In other words, I wanted to know why he couldn't just smoke pot instead of being a stoner.

I explained to him, with the rage of a 1,000 sitcom dads, that it is stupid to see this chunky kid who used to be a D-1 athlete take the time to set all this shit up on a balcony just so he could get baked. He, of course, didn't see what the big deal was, and as I realized immediately, I didn't actually realize what real big deal was either. I didn't catch it until afterI had explained to him, this time with saltwater running down my cheeks, that it was weird and sad for me to see this chunky kid all chinese-eyed and addled, talking about "pieces," and "baba kush," when what I remember when I look at him is the 7 year-old who fell asleep in his Sonic the Hedgehog costume after trickertreating. Or the 3 year-old who thought that the pregnant cat my dad brought home from work would eventually lay eggs. Or the four year-old who fell asleep on my dad's shoulders during the Electrical Parade at Disneyland.

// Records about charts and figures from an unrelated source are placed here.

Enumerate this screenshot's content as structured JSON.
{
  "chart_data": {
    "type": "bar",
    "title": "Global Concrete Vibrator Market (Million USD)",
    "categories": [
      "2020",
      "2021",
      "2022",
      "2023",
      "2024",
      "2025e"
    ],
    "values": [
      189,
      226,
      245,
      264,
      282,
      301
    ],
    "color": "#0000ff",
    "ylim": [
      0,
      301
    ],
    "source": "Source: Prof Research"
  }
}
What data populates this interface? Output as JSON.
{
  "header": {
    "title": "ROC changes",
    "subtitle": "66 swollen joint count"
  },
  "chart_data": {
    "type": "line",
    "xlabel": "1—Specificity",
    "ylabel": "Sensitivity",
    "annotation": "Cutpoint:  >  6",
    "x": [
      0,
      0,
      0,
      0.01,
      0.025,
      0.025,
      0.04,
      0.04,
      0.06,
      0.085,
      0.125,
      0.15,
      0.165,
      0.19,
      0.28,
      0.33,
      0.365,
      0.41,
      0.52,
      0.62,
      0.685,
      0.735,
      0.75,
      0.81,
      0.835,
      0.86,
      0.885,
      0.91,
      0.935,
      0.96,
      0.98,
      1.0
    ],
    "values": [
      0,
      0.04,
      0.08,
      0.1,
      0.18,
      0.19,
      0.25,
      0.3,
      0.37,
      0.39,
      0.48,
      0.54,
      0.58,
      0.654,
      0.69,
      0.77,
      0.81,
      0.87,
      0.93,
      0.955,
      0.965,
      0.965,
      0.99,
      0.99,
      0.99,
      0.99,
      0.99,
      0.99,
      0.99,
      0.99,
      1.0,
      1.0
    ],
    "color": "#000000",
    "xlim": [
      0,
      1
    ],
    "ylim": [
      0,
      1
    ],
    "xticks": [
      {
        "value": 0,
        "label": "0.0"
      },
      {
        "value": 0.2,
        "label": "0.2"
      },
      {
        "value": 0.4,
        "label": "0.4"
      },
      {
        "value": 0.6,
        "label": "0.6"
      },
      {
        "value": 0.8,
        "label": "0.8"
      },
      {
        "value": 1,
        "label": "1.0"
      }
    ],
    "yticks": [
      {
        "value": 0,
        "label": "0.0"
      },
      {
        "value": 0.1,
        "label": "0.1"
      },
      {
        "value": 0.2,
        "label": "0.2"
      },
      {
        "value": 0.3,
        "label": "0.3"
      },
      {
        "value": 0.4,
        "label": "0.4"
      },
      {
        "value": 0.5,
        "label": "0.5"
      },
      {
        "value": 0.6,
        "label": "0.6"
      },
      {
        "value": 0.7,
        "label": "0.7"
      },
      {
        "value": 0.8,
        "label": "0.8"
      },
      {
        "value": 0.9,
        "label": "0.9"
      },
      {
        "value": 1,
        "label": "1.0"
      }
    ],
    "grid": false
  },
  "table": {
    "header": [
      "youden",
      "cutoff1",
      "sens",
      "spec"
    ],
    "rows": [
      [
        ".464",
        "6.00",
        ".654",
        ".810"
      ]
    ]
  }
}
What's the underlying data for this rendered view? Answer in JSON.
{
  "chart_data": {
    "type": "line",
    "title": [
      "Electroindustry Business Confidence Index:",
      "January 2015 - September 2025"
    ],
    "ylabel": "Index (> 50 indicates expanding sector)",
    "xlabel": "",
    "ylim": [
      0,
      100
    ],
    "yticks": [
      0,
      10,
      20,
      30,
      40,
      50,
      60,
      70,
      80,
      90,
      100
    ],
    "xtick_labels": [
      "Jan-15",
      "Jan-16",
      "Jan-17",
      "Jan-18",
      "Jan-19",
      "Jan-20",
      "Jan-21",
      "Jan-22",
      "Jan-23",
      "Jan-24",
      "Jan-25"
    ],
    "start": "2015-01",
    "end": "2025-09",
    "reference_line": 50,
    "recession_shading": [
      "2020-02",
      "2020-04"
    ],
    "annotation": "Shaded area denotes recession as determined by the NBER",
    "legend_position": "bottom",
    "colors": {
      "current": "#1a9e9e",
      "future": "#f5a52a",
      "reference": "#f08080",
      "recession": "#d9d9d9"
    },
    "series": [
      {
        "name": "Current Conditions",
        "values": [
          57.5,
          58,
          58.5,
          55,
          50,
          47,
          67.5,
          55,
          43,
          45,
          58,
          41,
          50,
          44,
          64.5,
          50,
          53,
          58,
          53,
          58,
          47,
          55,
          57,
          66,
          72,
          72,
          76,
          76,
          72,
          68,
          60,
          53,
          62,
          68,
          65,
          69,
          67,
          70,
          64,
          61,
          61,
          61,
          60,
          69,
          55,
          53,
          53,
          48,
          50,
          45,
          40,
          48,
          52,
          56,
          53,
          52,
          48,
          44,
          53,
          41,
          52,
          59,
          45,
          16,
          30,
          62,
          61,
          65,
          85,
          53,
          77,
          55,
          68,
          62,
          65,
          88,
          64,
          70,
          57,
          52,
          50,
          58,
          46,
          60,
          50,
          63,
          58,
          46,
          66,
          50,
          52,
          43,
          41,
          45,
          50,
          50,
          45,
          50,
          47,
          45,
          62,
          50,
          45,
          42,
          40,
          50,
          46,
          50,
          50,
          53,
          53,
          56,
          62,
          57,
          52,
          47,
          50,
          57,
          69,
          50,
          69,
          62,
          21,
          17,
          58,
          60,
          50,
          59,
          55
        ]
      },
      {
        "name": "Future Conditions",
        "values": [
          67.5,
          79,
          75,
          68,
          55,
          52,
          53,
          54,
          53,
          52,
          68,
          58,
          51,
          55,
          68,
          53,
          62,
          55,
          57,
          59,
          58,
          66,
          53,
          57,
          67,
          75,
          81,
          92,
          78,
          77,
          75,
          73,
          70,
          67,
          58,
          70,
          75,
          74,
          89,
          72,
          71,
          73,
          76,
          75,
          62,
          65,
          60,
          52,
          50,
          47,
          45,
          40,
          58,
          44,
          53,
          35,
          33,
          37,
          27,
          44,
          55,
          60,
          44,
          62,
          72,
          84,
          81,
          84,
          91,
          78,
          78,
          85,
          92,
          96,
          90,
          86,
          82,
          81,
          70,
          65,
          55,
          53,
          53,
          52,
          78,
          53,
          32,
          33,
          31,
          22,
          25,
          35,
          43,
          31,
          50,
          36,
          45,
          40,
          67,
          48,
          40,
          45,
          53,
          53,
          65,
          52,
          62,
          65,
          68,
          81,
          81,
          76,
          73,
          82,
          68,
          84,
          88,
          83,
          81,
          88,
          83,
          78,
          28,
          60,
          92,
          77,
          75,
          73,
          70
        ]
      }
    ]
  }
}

In other words, what I really wanted was for him to be a kid again. And I say this with complete sincerity, unsmirking, without a gram of smarm: my heart broke.

As if that weren't bad enough, I found myself able to empathize with my parents over a whole catalog of hurt feelings. I could now appreciate the anger and disappointment they felt when I came home from my first semester of college, reeking of Keystone light and a 2.4 GPA. I understood the resignation in my dad's voice when I told him, no I'm not going to quit the band. And finally, the defeated sadness in my mom's eyes when I told her I had foregone with saving myself for marriage no longer looked like martyrdom. In these instances, I bristled at all the various manifestations of parental disappointment, because every fuck up seemed to be a matter of how I was reflecting on them, not how I was reflecting on me. At the time, I always thought, fuck, it's my life and my mistakes, and you guys weren't perfect either. I'm pretty sure this is exactly what goes through Junior's head the instant I begin to pontificate.

Once again, I wish I could be a big brother. I feel like I don't know how. More than that, I feel a little lost.

And by a little, I mean a lot.

--The Robo-Pirate

1 comment:

SciFiTVFanGirl said...

Dude...it sucks so much to have to watch a younger sibling head eagerly down that path to nowhere--all the while either not having any idea what the hell you can do to stop it, or worse, knowing there's not a damn thing you can do.

All I can say is sometimes they fall hard enough that it wakes them up and they actually begin to make the effort to set things right. It doesn't erase the hell you went through watching the attempted self-destruction, but it can renew your faith in them.

So yeah...just be there for him as best you can, because he's gonna need you down the line.

Okay...sticking my nose back in my own business now.